Uymazlar; İstanbul 14. Ağır Ceza Mahkemesi de uymamıştır.
Enis Berberoğlu, milletvekili seçilmiş olmasına rağmen mevcut davası devam ettirilmiş ve hakkında hüküm kurulmuştur. Bu hükme dayalı olarak da milletvekilliği düşürülmüştür.
Mahkemenin kararı bir hak ihlaliydi.
Çünkü Anayasa’nın 83. Maddesi “Türkiye Büyük Millet Meclisi üyesi hakkında, seçiminden önce veya sonra verilmiş bir ceza hükmünün yerine getirilmesi, üyelik sıfatının sona ermesine bırakılır“ demektedir.
Enis Berberoğlu, Anayasa Mahkemesine bireysel başvuru hakkını kullanmış, Anayasa mahkemesi de “oybirliği” ile hak ihlali yapıldığına karar vermiş ve ilgili mahkemesine bildirmiştir.
Mahkeme( İstanbul 14. Ağır Ceza Mah.) Anayasa Mahkemesinin bu kararına UYMUYORUM demiştir.
“Anayasa Mahkemesinin kararları kesindir” hükmü YOK sayılmıştır.

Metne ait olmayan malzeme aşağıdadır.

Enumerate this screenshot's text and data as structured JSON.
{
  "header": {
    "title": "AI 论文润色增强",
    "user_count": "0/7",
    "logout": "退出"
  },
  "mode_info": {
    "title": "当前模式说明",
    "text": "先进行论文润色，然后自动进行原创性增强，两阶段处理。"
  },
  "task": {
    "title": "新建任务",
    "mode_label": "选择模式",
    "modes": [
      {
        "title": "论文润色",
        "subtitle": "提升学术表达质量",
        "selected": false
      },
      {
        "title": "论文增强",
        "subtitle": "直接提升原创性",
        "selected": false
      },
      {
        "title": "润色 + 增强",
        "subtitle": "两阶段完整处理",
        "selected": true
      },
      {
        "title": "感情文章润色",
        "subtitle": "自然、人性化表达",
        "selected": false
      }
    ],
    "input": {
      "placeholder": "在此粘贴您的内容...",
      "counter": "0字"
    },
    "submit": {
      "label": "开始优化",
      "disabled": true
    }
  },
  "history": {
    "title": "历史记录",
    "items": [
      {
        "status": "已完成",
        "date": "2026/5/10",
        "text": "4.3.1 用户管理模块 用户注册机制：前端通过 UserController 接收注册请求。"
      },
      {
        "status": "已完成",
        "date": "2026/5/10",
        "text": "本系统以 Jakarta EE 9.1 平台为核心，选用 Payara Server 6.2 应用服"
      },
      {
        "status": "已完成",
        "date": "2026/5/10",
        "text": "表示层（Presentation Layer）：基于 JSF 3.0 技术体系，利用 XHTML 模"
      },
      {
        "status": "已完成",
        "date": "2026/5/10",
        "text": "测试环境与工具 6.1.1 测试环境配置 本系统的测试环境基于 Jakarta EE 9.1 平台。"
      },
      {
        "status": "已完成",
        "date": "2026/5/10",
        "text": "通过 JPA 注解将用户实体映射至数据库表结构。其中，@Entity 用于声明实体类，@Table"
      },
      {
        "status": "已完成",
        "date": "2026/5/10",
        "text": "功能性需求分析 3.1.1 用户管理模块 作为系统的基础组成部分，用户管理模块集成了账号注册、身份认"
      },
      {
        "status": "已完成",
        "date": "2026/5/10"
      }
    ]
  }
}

Konu kamuoyunda bir “sistem/rejim sorunu” bir “kanunsuzluk hali” bir hukuk dışılık tavrı olarak tartışılmaya açılmışken Anayasa Mahkemesi Üyesi bir hakimin, meydan okuma üslubunda “Anayasa Mahkemesi’nin ışıkları yanıyor” mesajı meydana bomba gibi düştü; Ne demekse?
Bu mesaj, tüm gündemi değiştirmiş; ortalık karanlığa bürünmüştür.

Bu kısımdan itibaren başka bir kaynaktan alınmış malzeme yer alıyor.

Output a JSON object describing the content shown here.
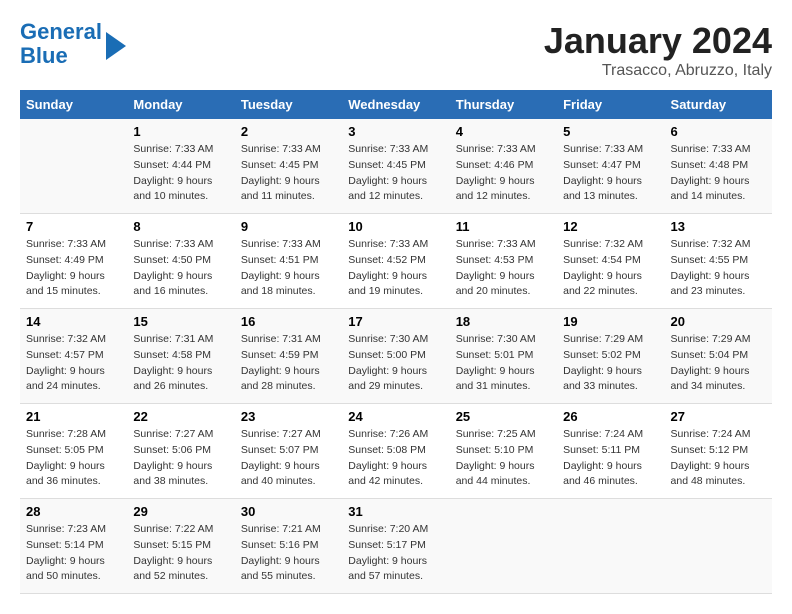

Hakim Bey’e sormak lazım; Çok önemli bir sorunu tartışacağımız zamanda bu mesaj kimin/kimlerin işine yaramıştır?
Anayasa Mahkemesi üyesi seçilmiş bir Profesörün darbe zamanlarının sloganı ile meramını ifade etmesini şiddetle kınıyorum, asla masum görmediğimi/maksadını aşan bir beyan olduğuna inanmadığımı öncelikle ifade ediyorum.
Kör kuyuya atılan bu fitne taşını şimdi nasıl çıkaracağız?
Doğrusu, Hakimin görevinden hemen ayrılması gerekir, İstifa etmeli veya ettirilmeli ki “yaktığı ışıklar” birileri tarafından karanlığa sebep/gerekçe yapılmasın.
Ancak önemli olan mesele bir hakimin ışık yakması/bir yerlere işaret verme cüreti veya gafleti değil sistemin en temel taşı olan yargı kurumunun geldiği son noktadır.
Bir sonuç olarak, Anayasayı korumakla görevli bir yüksek hakim, Anayasayı ortadan kaldırmak eylemi olan “darbe” çağrışımı yapacak yazılı mesaj yayınlayabiliyor veya bir başka hakim Anayasa Mahkeme’sinin verdiği kararı Anayasa’nın amir hükmüne rağmen “tanımıyorum, uymayacağım” diyebiliyor.
Cumhurbaşkanı’nın 2016 yılında “Anayasa Mahkemesi’nin kararını tanımıyorum” beyanının nerelere ulaştığını gördünüz mü?
Daha ötesi var mı?
Adalet duygusu birlikte yaşamanın, millet olmanın, devlet olmanın teminatıdır, temelidir.
Adalet dağıtan yargı kurumuna ve mensuplarına güvenimizi kaybedersek, yolun sonu uçurumdur.
Mülkün temeli adaletse, mülk de devlet ise devlet te milletin örgütlü gücü ise temelleri sarsan bu gelişme/tehlike gerçekten büyük!
Bu olayı parentez içine alır küçültürsek, meseleyi geçiştirir, amacından saptırırsak veya pansuman tedbirlerle gerçekleri hasır altı edersek, yanlış yaparız ve geleceğe karşı sorumlu oluruz.
Tekraren ifade ediyorum; gerçek sorun Anayasa Mahkemesi’nin kararına “uymayacağım” diyen mahkeme ve bunun arkasında duran siyaset anlayışıdır. Tuzun koktuğu, çivinin çıktığı yer burasıdır.
BENCE
Bindiğimiz dalı kesmeyelim!
Anayasa Mahkemesi, millet adına, “devlet” denilen karmaşık ve büyük yapıyı çalıştıran sistemin dengesini sağlayan ve belirlenen hedefler doğrultusunda ilerlemesini denetleyen kurumdur; çok değerlidir, gereklidir.
Hukuk, en büyük ortak paydamızdır, birlikte yaşamanın ve geleceği birlikte kurmak iddiamızın teminatıdır.
Adalet duygusu için yargıya ve demokrasiyi/cumhuriyet değerlerini koruyacağı hususunda devlet yönetimine duyulan güven kaybedilmemeli; Hukuk devleti olmak iddiasından asla vazgeçilmemelidir.
Sonuçtan sorumlu olanların şikayetçi olmaya ve detayda kaybolmaya hakkı yoktur.
Bu günlerde, herkesi, azami sorumluluk anlayışı ve sağduyulu davranmaya davet ediyorum.